5.4糾正酸中毒 缺氧時細胞代謝由有氧代謝轉換為乏氧代謝,產生乳酸、酮體堆積,引起代謝性酸中毒。組織氧供和血清乳酸水平恢復正常成為休克復蘇成功的標志。代謝性酸中毒治療的基本原則是:擴容,維持組織器官正常的血液供應、維持機體正常的氧飽和度、提高堿貯備。方法是:①快速補液,輸入全血或洗滌紅細胞;②提高吸入氧濃度,使用鼻導管、面罩吸氧,必要時采用呼吸機輔助呼吸;使動脈血氧飽和度>90%或動脈氧分壓>60mmHg;③當碳酸氫根<15mmol/L時可考慮輸入少量碳酸氫鈉。
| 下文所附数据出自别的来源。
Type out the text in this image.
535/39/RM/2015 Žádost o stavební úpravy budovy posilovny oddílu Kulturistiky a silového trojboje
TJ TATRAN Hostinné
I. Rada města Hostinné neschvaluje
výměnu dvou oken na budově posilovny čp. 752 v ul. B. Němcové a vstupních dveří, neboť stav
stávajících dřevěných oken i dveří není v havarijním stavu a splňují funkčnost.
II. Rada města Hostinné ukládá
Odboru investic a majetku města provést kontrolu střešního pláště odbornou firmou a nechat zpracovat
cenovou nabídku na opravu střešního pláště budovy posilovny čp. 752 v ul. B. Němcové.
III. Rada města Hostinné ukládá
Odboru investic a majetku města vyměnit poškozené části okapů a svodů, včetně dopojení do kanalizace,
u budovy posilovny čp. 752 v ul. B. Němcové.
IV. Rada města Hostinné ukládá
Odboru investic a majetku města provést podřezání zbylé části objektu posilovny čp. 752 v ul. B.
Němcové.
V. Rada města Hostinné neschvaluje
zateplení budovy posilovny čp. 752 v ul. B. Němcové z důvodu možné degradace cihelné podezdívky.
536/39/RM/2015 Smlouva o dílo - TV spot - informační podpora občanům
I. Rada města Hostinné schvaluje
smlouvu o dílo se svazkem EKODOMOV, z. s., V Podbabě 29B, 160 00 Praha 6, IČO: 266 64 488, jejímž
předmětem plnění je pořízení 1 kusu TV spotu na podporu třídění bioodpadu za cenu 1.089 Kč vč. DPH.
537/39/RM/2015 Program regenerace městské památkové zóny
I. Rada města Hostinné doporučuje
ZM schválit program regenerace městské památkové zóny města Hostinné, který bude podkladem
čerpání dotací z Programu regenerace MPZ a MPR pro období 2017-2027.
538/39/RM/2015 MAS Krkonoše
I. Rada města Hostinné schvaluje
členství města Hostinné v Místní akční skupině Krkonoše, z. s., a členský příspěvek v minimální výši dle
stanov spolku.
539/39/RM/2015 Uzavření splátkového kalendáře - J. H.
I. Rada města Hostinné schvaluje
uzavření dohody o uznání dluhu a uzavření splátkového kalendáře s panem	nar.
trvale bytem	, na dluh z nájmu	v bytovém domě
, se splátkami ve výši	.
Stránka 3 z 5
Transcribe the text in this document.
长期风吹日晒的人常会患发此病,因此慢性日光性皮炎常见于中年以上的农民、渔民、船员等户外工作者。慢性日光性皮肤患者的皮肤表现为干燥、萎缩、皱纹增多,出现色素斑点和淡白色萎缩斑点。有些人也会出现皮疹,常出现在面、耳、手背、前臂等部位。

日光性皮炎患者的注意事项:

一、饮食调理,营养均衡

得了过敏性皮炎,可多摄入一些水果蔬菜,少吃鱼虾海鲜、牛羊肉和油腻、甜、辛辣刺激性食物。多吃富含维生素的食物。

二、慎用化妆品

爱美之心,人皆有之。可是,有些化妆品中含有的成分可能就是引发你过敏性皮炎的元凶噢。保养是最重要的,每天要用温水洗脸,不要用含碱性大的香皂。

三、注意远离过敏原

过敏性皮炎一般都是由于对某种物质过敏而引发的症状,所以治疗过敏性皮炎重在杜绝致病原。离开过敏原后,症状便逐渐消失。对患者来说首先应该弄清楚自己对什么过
此外,應用廣譜抗生素預防和控制感染;觀察和預防并發(fā)癥,一旦復蘇成功,傷員生理潛能改善,及時計劃確定性手術。
6 確定性手術的時機
通過早期簡化手術,經24~72h重癥監(jiān)護室(ICU)積極復蘇后,代謝紊亂得到糾正,重要器官功能得以維護,多器官功能障礙綜合征(MODS)尚未出現。此時行確定性手術可有效的降低患者的死亡率,確定性手術主要是去除填塞、實施血管和胃腸道的重建。臨床上常以乳酸<2.5mmol/L、堿剩余>-4mmol/L、中心體溫>35℃、凝血酶原時間國際標準化比值(INR)<1.25,作為復蘇的終點。過早的行確定性手術或不適當的延長復蘇時間,自會帶來MODS,甚至死亡。如對于腸系膜缺血性疾病再次手術是為了確定是否切除壞死的腸袢,可于DCS后48~72h再次剖腹,但如果要完成腸吻合,有時需要觀察5~7d。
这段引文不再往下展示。